I fixed this by using an older version of pytorch then rerunning the script.
conda install pytorch==1.4.0 torchvision==0.5.0 cpuonly -c pytorch
conda install -c anaconda pip python==3.7
bash rewrite_python_exe_glibc_with_patchelf.sh

I am not sure if you need to go this far back but pytorch 1.4 is sufficent for me.
I am on OpenSuse 11 and I am so happy to finally have this running. I hope this helps

@KleinWang
Copy link

Thank you, it helps me a lot.

@LitMSCTBB
Copy link

Thanks for the solution; the process ran smoothly. But I'm having an error with opencv-python. Using conda install -c menpo opencv results in this:

Collecting package metadata (current_repodata.json): done
Solving environment: failed with initial frozen solve. Retrying with flexible solve.
Solving environment: failed with repodata from current_repodata.json, will retry with next repodata source.
Collecting package metadata (repodata.json): done
Solving environment: failed with initial frozen solve. Retrying with flexible solve.
Solving environment: -
Found conflicts!
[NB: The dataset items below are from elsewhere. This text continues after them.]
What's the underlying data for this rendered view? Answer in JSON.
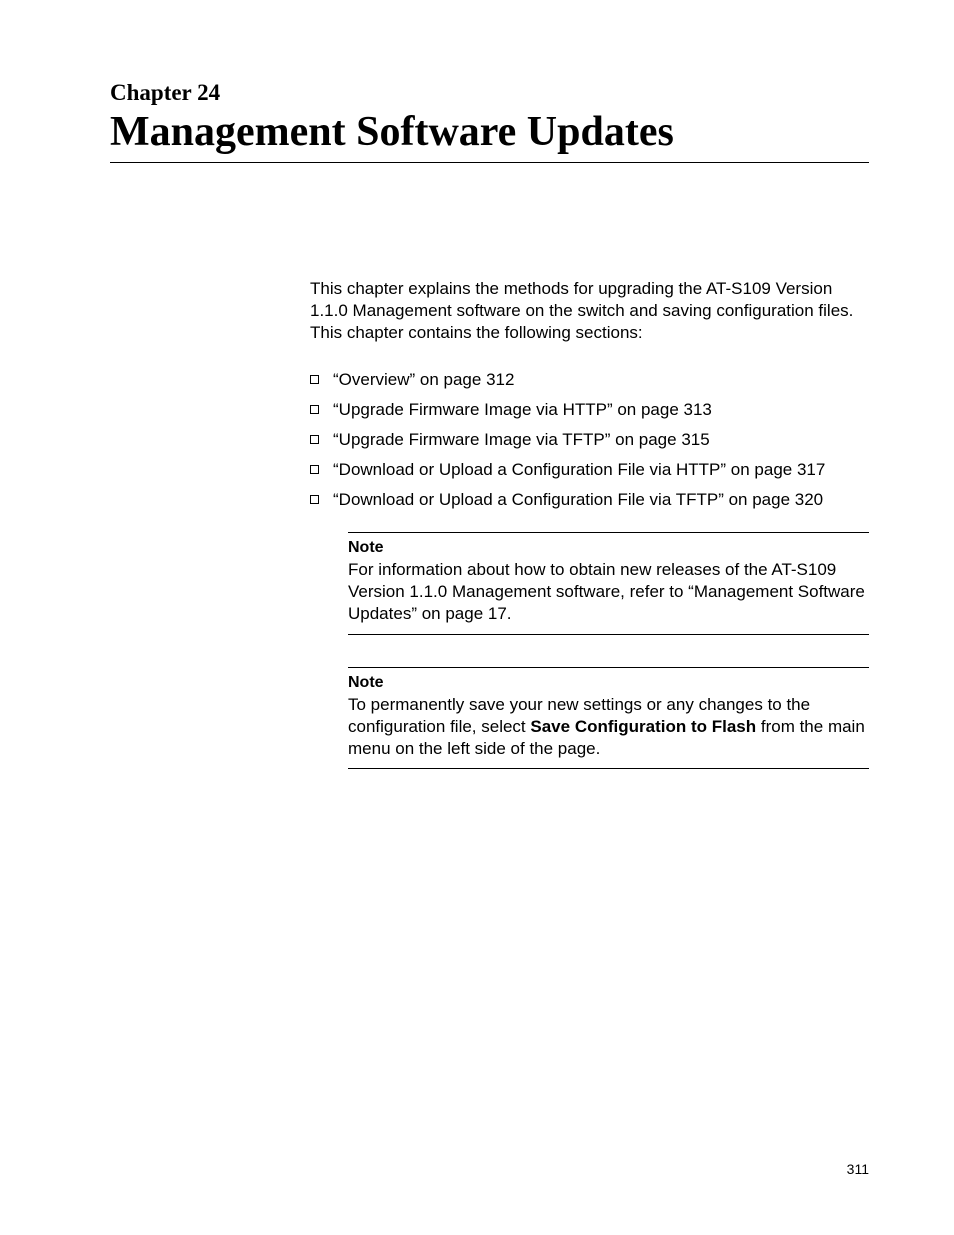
{
  "chapter_label": "Chapter 24",
  "chapter_title": "Management Software Updates",
  "intro": "This chapter explains the methods for upgrading the AT-S109 Version 1.1.0  Management software on the switch and saving configuration files. This chapter contains the following sections:",
  "bullets": [
    "“Overview” on page 312",
    "“Upgrade Firmware Image via HTTP” on page 313",
    "“Upgrade Firmware Image via TFTP” on page 315",
    "“Download or Upload a Configuration File via HTTP” on page 317",
    "“Download or Upload a Configuration File via TFTP” on page 320"
  ],
  "note1": {
    "label": "Note",
    "text": "For information about how to obtain new releases of the AT-S109 Version 1.1.0  Management software, refer to “Management Software Updates” on page 17."
  },
  "note2": {
    "label": "Note",
    "text_before": "To permanently save your new settings or any changes to the configuration file, select ",
    "text_bold": "Save Configuration to Flash",
    "text_after": " from the main menu on the left side of the page."
  },
  "page_number": "311"
}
Looking for incompatible packages.                                                                                                                   failed

UnsatisfiableError: The following specifications were found
to be incompatible with the existing python installation in your environment:

Specifications:

  - opencv -> python[version='2.7.*|>=3.7,<3.8.0a0|>=3.6,<3.7.0a0|>=3.5,<3.6.0a0|>=2.7,<2.8.0a0']

Your python: python=3.9

If python is on the left-most side of the chain, that's the version you've asked for.
When python appears to the right, that indicates that the thing on the left is somehow
not available for the python version you are constrained to. Note that conda will not
change your python version to a different minor version unless you explicitly specify
that.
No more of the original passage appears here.